的映射创建了索引,因此我们不必担心令牌被更改为小写(这是人们常见的问题)因为,如果您没有指定分析器,则会使用standard analyzer,并将标记转换为所有小写字母),然后批量索引上面列出的文档:
curl -XDELETE "http://localhost:9200/yop/"
curl -XPUT "http://localhost:9200/yop/" -d'
{
"mappings": {
"doc": {
"properties": {
"N_hostip": {
"type": "string",
"index": "not_analyzed"
},
"N_marker": {
"type": "boolean"
},
"N_timeend_epoch": {
"type": "long"
}
}
}
}
}'
curl -XPOST "http://localhost:9200/yop/_bulk/" -d'
{"index": {"_index": "yop", "_type": "doc"}}
{"N_timeend_epoch": 10, "N_marker": true, "N_hostip": "A"}
{"index": {"_index": "yop", "_type": "doc"}}
{"N_timeend_epoch": 10, "N_marker": true, "N_hostip": "B"}
{"index": {"_index": "yop", "_type": "doc"}}
{"N_timeend_epoch": 11, "N_marker": true, "N_hostip": "A"}
{"index": {"_index": "yop", "_type": "doc"}}
{"N_timeend_epoch": 11, "N_marker": true, "N_hostip": "B"}
{"index": {"_index": "yop", "_type": "doc"}}
{"N_timeend_epoch": 10, "N_marker": false, "N_hostip": "A"}
{"index": {"_index": "yop", "_type": "doc"}}
{"N_timeend_epoch": 11, "N_marker": false, "N_hostip": "B"}
{"index": {"_index": "yop", "_type": "doc"}}
{"N_timeend_epoch": 11, "N_marker": false, "N_hostip": "B"}
'
然后我使用Sense来帮助我设置查询(自动完成功能很好地告诉你哪些块在哪些块中被允许,尽管它并不完美)。
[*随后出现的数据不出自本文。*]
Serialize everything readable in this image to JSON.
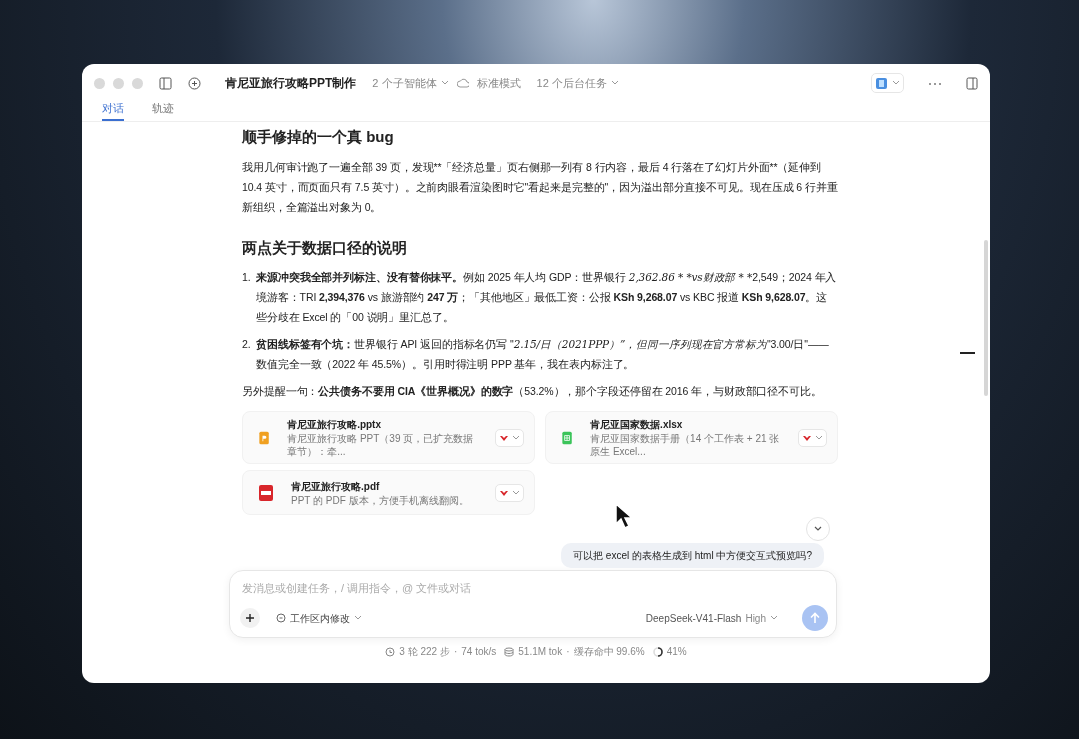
{
  "window": {
    "title": "肯尼亚旅行攻略PPT制作",
    "subagents": "2 个子智能体",
    "mode": "标准模式",
    "tasks": "12 个后台任务"
  },
  "tabs": [
    {
      "label": "对话",
      "selected": true
    },
    {
      "label": "轨迹",
      "selected": false
    }
  ],
  "sections": [
    {
      "kind": "heading",
      "text": "顺手修掉的一个真 bug"
    },
    {
      "kind": "paragraph",
      "segments": [
        {
          "kind": "plain",
          "text": "我用几何审计跑了一遍全部 39 页，发现**「经济总量」页右侧那一列有 8 行内容，最后 4 行落在了幻灯片外面**（延伸到 10.4 英寸，而页面只有 7.5 英寸）。之前肉眼看渲染图时它\"看起来是完整的\"，因为溢出部分直接不可见。现在压成 6 行并重新组织，全篇溢出对象为 0。"
        }
      ]
    },
    {
      "kind": "heading",
      "text": "两点关于数据口径的说明"
    },
    {
      "kind": "list",
      "items": [
        {
          "number": "1.",
          "segments": [
            {
              "kind": "bold",
              "text": "来源冲突我全部并列标注、没有替你抹平。"
            },
            {
              "kind": "plain",
              "text": "例如 2025 年人均 GDP：世界银行 "
            },
            {
              "kind": "math",
              "text": "2,362.86 * *vs财政部 * *"
            },
            {
              "kind": "plain",
              "text": "2,549；2024 年入境游客：TRI "
            },
            {
              "kind": "bold",
              "text": "2,394,376"
            },
            {
              "kind": "plain",
              "text": " vs 旅游部约 "
            },
            {
              "kind": "bold",
              "text": "247 万"
            },
            {
              "kind": "plain",
              "text": "；「其他地区」最低工资：公报 "
            },
            {
              "kind": "bold",
              "text": "KSh 9,268.07"
            },
            {
              "kind": "plain",
              "text": " vs KBC 报道 "
            },
            {
              "kind": "bold",
              "text": "KSh 9,628.07"
            },
            {
              "kind": "plain",
              "text": "。这些分歧在 Excel 的「00 说明」里汇总了。"
            }
          ]
        },
        {
          "number": "2.",
          "segments": [
            {
              "kind": "bold",
              "text": "贫困线标签有个坑："
            },
            {
              "kind": "plain",
              "text": "世界银行 API 返回的指标名仍写 \""
            },
            {
              "kind": "math",
              "text": "2.15/日（2021PPP）”，但同一序列现在官方常标为"
            },
            {
              "kind": "plain",
              "text": "\"3.00/日\"——数值完全一致（2022 年 45.5%）。引用时得注明 PPP 基年，我在表内标注了。"
            }
          ]
        }
      ]
    },
    {
      "kind": "paragraph",
      "segments": [
        {
          "kind": "plain",
          "text": "另外提醒一句："
        },
        {
          "kind": "bold",
          "text": "公共债务不要用 CIA《世界概况》的数字"
        },
        {
          "kind": "plain",
          "text": "（53.2%），那个字段还停留在 2016 年，与财政部口径不可比。"
        }
      ]
    }
  ],
  "files": [
    {
      "kind": "pptx",
      "name": "肯尼亚旅行攻略.pptx",
      "description": "肯尼亚旅行攻略 PPT（39 页，已扩充数据章节）：牵..."
    },
    {
      "kind": "xlsx",
      "name": "肯尼亚国家数据.xlsx",
      "description": "肯尼亚国家数据手册（14 个工作表 + 21 张原生 Excel..."
    },
    {
      "kind": "pdf",
      "name": "肯尼亚旅行攻略.pdf",
      "description": "PPT 的 PDF 版本，方便手机离线翻阅。"
    }
  ],
  "user_message": "可以把 excel 的表格生成到 html 中方便交互式预览吗?",
  "composer": {
    "placeholder": "发消息或创建任务，/ 调用指令，@ 文件或对话",
    "scope": "工作区内修改",
    "model": "DeepSeek-V41-Flash",
    "effort": "High"
  },
  "status_bar": {
    "steps": "3 轮 222 步",
    "separator_1": "·",
    "speed": "74 tok/s",
    "tokens": "51.1M tok",
    "separator_2": "·",
    "cache": "缓存命中 99.6%",
    "context": "41%"
  }
}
我使用顶级过滤器,因为它比查询更有效,并且这里不需要查询。另请注意,我的外部should
包含两个must
子句,每个子句包含两个term
过滤器(如果我在映射中没有使用not_analyzed
,我需要使用"N_hostip": "a"
等。因此,如果文档与should
中的两个子句中的任何一个匹配,则会返回它。
curl -XPOST "http://localhost:9200/yop/_search" -d'
{
"filter": {
"bool": {
"should": [
{
"bool": {
"must": [
{ "term": { "N_hostip": "A" } },
{ "term": { "N_timeend_epoch": 10 } }
]
}
},
{
"bool": {
"must": [
{ "term": { "N_hostip": "B" } },
{ "term": { "N_timeend_epoch": 10 } }
]
}
}
]
}
}
}'
这会返回我认为您期望的内容。将它转换为Python代码应该很简单(如果还没有,请确保查看Python client。)